Sir David Attenborough’s legacy transcends generation, age, and audience. His documentarian skills are once-in-a-lifetime; and that’s what David’s all about, making the most of the one life you have, the ones that came before you, and ensuring the future of the ones that will come after you.
That ethos can be traced back to his childhood, growing up in Leicester, fishing newts out of ponds to donate to his fathers lab team when he worked as the Principle at the University College of Leicester. Collecting fossils, stones and natural specimens, his interests were only further encouraged when Jacquetta Hawkes, the first ever woman to study the Archaeology and Anthropology degree at the University of Cambridge, expressed her admiration for his collection of fossils and egg shells.
Today, however, the way children encounter the natural world has fundamentally changed. Increasingly, it is mediated through screens, rather than experienced first hand. In this day and age, do children turn to our world to seek wonder and joy? It’s a contentious issue many parents are dealing with.
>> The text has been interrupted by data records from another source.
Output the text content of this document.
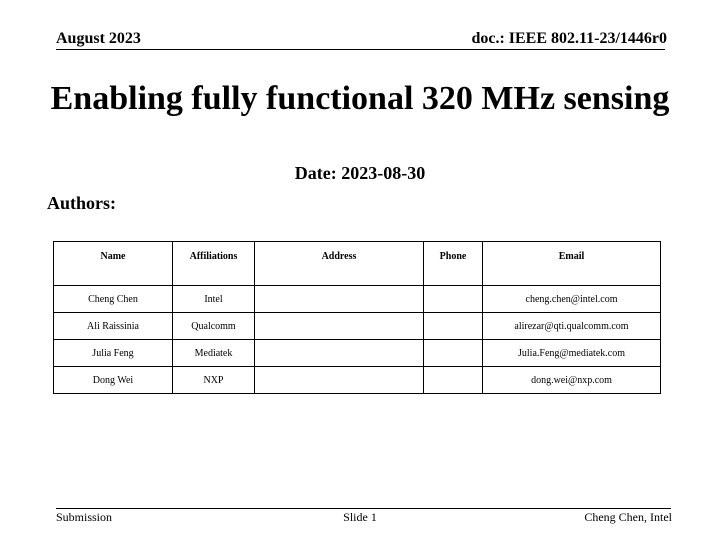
August 2023	doc.: IEEE 802.11-23/1446r0
Enabling fully functional 320 MHz sensing
Date: 2023-08-30
Authors:
Name	Affiliations	Address	Phone	Email
Cheng Chen	Intel			cheng.chen@intel.com
Ali Raissinia	Qualcomm			alirezar@qti.qualcomm.com
Julia Feng	Mediatek			Julia.Feng@mediatek.com
Dong Wei	NXP			dong.wei@nxp.com
Submission	Slide 1	Cheng Chen, Intel
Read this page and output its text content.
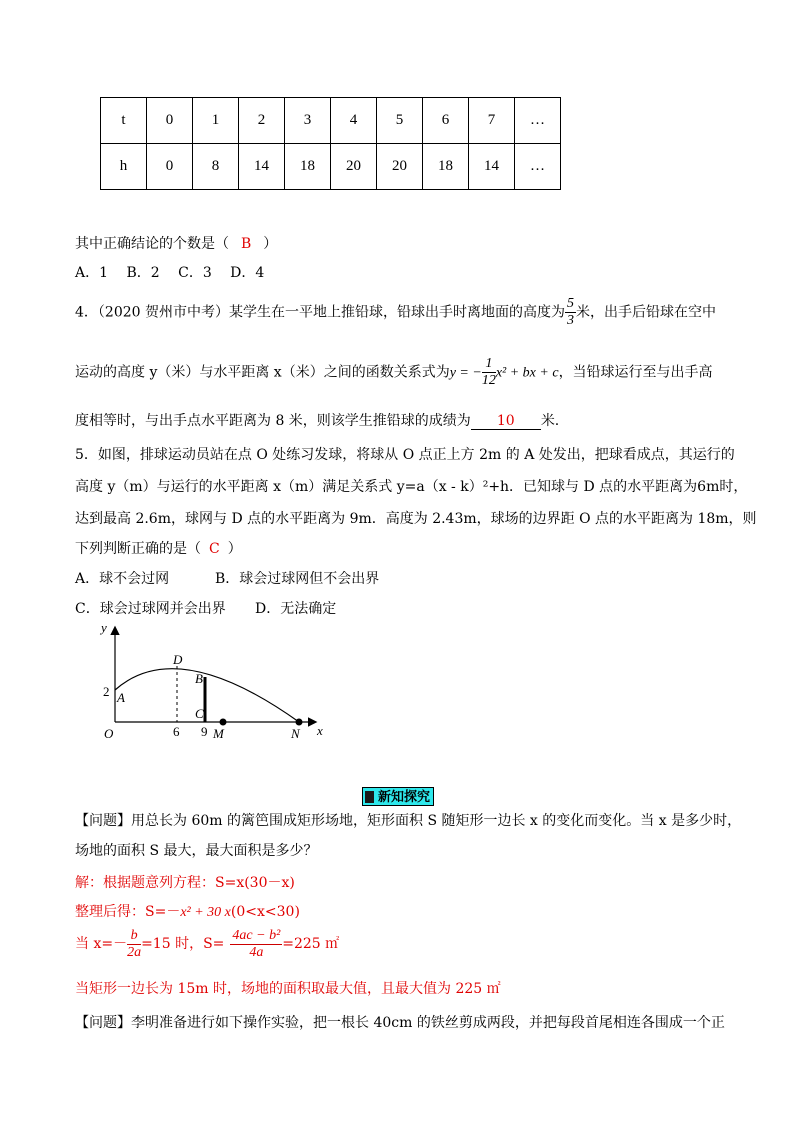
t	0	1	2	3	4	5	6	7	…
h	0	8	14	18	20	20	18	14	…
其中正确结论的个数是（ B ）
A．1　 B．2　 C．3　 D．4
4．（2020 贺州市中考）某学生在一平地上推铅球，铅球出手时离地面的高度为 $\frac{5}{3}$ 米，出手后铅球在空中
运动的高度 y（米）与水平距离 x（米）之间的函数关系式为y = − $\frac{1}{12} x^2$ + bx + c，当铅球运行至与出手高
度相等时，与出手点水平距离为 8 米，则该学生推铅球的成绩为 10 米.
5．如图，排球运动员站在点 O 处练习发球，将球从 O 点正上方 2m 的 A 处发出，把球看成点，其运行的
高度 y（m）与运行的水平距离 x（m）满足关系式 y=a（x - k）²+h．已知球与 D 点的水平距离为6m时，
达到最高 2.6m，球网与 D 点的水平距离为 9m．高度为 2.43m，球场的边界距 O 点的水平距离为 18m，则
下列判断正确的是（ C ）
A．球不会过网	B．球会过球网但不会出界
C．球会过球网并会出界 D．无法确定
y
x
O
2 A
D
B
C
6 9 M	N
新知探究
【问题】用总长为 60m 的篱笆围成矩形场地，矩形面积 S 随矩形一边长 x 的变化而变化。当 x 是多少时，
场地的面积 S 最大，最大面积是多少？
解：根据题意列方程：S=x(30－x)
整理后得：S=－x² + 30 x(0<x<30)
当 $x=- \frac{b}{2a} =15$ 时，$S= \frac{\text{4ac − b²}}{4a} =225$ ㎡
当矩形一边长为 15m 时，场地的面积取最大值，且最大值为 225 ㎡
【问题】李明准备进行如下操作实验，把一根长 40cm 的铁丝剪成两段，并把每段首尾相连各围成一个正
How do we introduce young people to a world that is simultaneously wondrous and under threat?
Emma Hughes, now Head of Organising and Campaigns at Just Treatment, confronts that question daily, as both a campaigner and parent, commenting:
“I’ve got a seven year old, talking about climate change to a seven year old is really difficult.
“I don’t want to terrify Fenn. David Attenborough and his programmes, connecting him to the natural world, gives way to begin those conversations in a way that begins with what an incredible world we live in.
“Lets protect it, rather than [scare children with] this huge terrifying thing coming along” – referring to climate change.
Many wonder, why talk to children about climate change at all? If it’s so terrifying, isn’t that doing more harm than good? However, many don’t realise the true effects of climate change and how it effects us all. While shielding children may seem protective, it risks leaving them unprepared for the realities ahead. As Hughes emphasises, the impacts of climate change are neither abstract, not distant.
She points to a growing pattern of global disruption, with one shared cause: “the prevalence of bushfires in Australia, the prevalence of extreme weather events, like the flooding in Devon, more hurricanes in places like the Caribbean Islands, the droughts in Southern Europe, rising sea levels.
Extreme weather events are costing peoples lives.”
Even in the UK, the effects are increasingly evident: “David Attenborough has recently been doing this series of programmes on gardens where he’s talking about less and less swallows coming back to the UK, there’s less insects for animals to eat”, and even a decline in hedgehogs. “It basically effects our entire ecosystem in a myriad of ways. [Some] we’re aware of and [some] we’re less aware of.”
Adding onto this, she acknowledges: “we have to be careful about how we communicate this, because you don’t want to give a sense of hopelessness”. When asked what made her hopeful for the future, she replied “your generation”.
That optimism is not unfounded. In 2016, more young people were tuning in to Sir David Attenborough’s BBC One programme Planet Earth II than X-Factor, signalling a cultural shift in what captures young people’s attention. Surveys have consistently shown that teenagers hold particularly strong admiration for him, suggesting that his influence and the draw to learn about natures is not fading, but evolving.
Institutions have also bean to recognise his impact. In celebration of David Attenborough, the University of Cambridge have set up the David Attenborough building at their Museum of Zoology. It celebrates the world, its wonders, David’s life and achievements, and has an especially heavy draw to families with young children. It stands as both tribute and as an educational space to engage children beyond a screen.

Sir David Attenborough refers to young people as ‘the great hope’, praising a generation that has “woken up” to the realities of climate change. That sentiment is echoed by those working directly in education.
Speaking to Elliot McDowell at Climate Ed, an educational organisation delivering climate workshops to primary school children, he emphasised the importance of early engagement.
Essential experiences, like visiting museums such as Cambridge’s Museum of Zoology, in an age where so much wildlife content is digital, creates important ground work for children understanding our world: “Going to a physical space and seeing it, making that memory by touching something, or seeing something, or talking to someone, is absolutely vital”.
He also highlighted a significant gap in the education system:
“It’s not currently a statutory requirement in schools” to educate children on climate change.
“The way that we learn about [climate change] in the media is often through articles that are presented as quite complex and bad news, which isn’t very accessible for young children.” He detailed how they therefore deliver their workshops as “simple and quite positively framed”.

For McDowell, Attenborough’s enduring appeal lies not only in his work, but in his presence. “He’s been a very consistent presence. People think of him in the same way they thought of the queen. This stable presence of someone who obviously cares about the environment, about animals, about wildlife.
“His consistency of presence is really important, young children know about him, and then people in their 80’s know about him as well.
“His longevity, coupled with the fact that he is nice. I think that makes a big difference.”
In a world defined by uncertainty, that consistency may be Attenborough’s greatest contribution. He does not simply document the natural world, he anchors it in public consciousness, for both young and old. For younger generations, growing up amid environmental crisis, that may prove to be the most important legacy of all.